Sculpteur, il place des scarabées sur des armatures de fer, côte à côte, sélectionnés pour la couleur iridescente de leur carapace, et en fait des pleureurs, grandeur nature ; il les pose sur fond de blanc d'os humains pilés. Avec ceux-ci, il reconstitue des plans de batailles sur cire, Champ de stratégie, (1998). Il place un homme aux bras étendus, au faîte d'un musée, L'Homme qui rencontre les nuages, (1998, SMAK). Le Chapelet du guerrier, (1999), assemblage sur une croix de 1,30 m de haut d'une grenade, d'un pied d'armure et d'une bouche de fusil. Deux mannequins blancs, nus, sont percés de poignards en même temps que porteurs de verrerie transparentes, Sculptures de larmes, (2006), proche de Paolini*, ou Messagers de la mort, (2006), série de têtes de grand-ducs recouverte de plumes jusqu'à la collerette et piquée d'yeux de porcelaine, (2006). L'année du cerveau ; bronzes peints portant entre leurs hémisphères le signe de leur pensée, le crime,  Brain of a Messenger of Death, avec une paire d'yeux, l'évasion, avec des ailes, la religion, avec une croix., (2011), les cerveaux en marbre de Carrare dressent leur veine  ourlée à l'entaille, sert de perchoir aux insectes et papillons, (2012). Les Gisant, grandeur nature, reposent sur un lit mortuaire, faisant bloc avec le soubassement de marbre ou déjà dans le cercueil dont la partie supérieure est ouverte ; l'escargot s'insinue sur le suaire, le lépidoptère, sur le visage, (2012), métaphore de la fin ou de l'éternité.
Installationniste* à l'inspiration légèrement symboliste. Il fabrique, dans les matériaux les plus divers, les objets les plus divers, comme une inscription au néon lapis-lazuli, une maison-cube-vide, sur pilotis, une armoire contenant un escalier n'allant nulle part, d'esprit dada, Sans titre, (s. d., coll. Province du Hainaut), un table et 8 chaises percées de lettres, dont les parties pleines sont couvertes d'empreintes de main, Table de la résistance, (2006).

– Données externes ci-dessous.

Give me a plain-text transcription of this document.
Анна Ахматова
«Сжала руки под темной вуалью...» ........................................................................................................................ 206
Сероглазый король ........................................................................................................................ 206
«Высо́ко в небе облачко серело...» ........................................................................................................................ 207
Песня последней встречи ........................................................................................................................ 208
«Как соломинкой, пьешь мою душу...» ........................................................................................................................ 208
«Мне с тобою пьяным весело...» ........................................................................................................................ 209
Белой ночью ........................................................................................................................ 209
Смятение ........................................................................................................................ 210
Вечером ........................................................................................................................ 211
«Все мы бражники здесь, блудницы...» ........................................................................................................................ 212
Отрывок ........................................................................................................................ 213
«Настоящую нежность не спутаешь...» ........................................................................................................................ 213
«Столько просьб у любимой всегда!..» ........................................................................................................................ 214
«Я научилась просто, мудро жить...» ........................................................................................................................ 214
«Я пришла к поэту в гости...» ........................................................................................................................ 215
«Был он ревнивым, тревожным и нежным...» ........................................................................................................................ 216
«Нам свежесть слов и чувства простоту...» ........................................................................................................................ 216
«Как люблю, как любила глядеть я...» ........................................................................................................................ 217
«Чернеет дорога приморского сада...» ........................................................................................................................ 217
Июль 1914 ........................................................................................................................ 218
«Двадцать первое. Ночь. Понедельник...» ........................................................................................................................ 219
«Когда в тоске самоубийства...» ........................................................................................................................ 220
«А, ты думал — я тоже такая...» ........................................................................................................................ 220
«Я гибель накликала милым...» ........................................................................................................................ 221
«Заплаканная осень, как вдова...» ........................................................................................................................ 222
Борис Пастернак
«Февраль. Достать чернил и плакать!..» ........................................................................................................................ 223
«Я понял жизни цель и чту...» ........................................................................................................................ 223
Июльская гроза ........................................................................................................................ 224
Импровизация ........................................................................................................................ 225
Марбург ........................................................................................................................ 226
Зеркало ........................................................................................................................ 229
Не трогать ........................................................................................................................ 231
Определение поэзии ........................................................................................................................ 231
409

En 2000, il reçoit commande de la reine Paola de Belgique et applique sur la voûte, les niches et les candélabres de la Galerie des Glaces du palais royal de Bruxelles,  Heaven of Delight, (2002), soit 1 500 000 de scarabées asiatiques, collectés trois ans durant, dont les carapaces scintillent différemment selon la lumière et le déplacement du spectateur ; le travail s'achève en 2003, avec l'aide de 30 assistants.
Il est aussi auteur d'interventions, de dessins au Bic bleu, de sang ou de sperme, My Body, My Body, (1978-2003), aux textes latin, français, néerlandais, anglais, sous forme de sentences. De très courts métrages aussi qui pourraient être des vidéos mais se trouvent être des films aux scènes répéitives. Il veut montrer, comme dans sa pièce de théâtre Perroquets et cobayes, (1999), ce que l'homme a d'animal et de guerrier lorsqu'il fabrique des armures grandeur nature dont les heaumes reprennent des caractéristiques zoologiques, une corne de rhinocéros ou des antennes d'insectes, Sanguis mantis, (2001) ou Orgetes rhinoceros, (2003).  Quand l'homme principal est une femme, (2004), la performeuse Lisbeth Gruwez se roule dans l'huile et déverse sur son corps des olives. L'Histoire des larmes, (2005), introduit des sculptures vivantes, femme nue étendue sur des verres transparents de toutes tailles. The Art of the Colonies, (2013), élytres de coléoptères sur panneau.
N.B. Les premiers titres en français sont des traductions, d'une langue alors bannie par l'artiste

Expositions : 1978, Maison de Jordaens, Anvers, (P) ; 1984, Biennale de Venise ; 1990, Palais des Beaux-Arts, Bruxelles, (P) ; 1997, Entwistle, Londres, (P) ; 1998, Krief, Paris, (P) ; 2003, 2013, Daniel Templon, Paris, (P) ; 2007, 2009, Biennale de Venise ; 2012, Danser sa vie, Centre Pompidou, Paris, (G).

R├ętrospective : 2002, Musée des Arts actuels, Gand ; 2005, Maison Jean Vilar, Avignon ; 2011, Musée Kröller-Müller, Otterlo.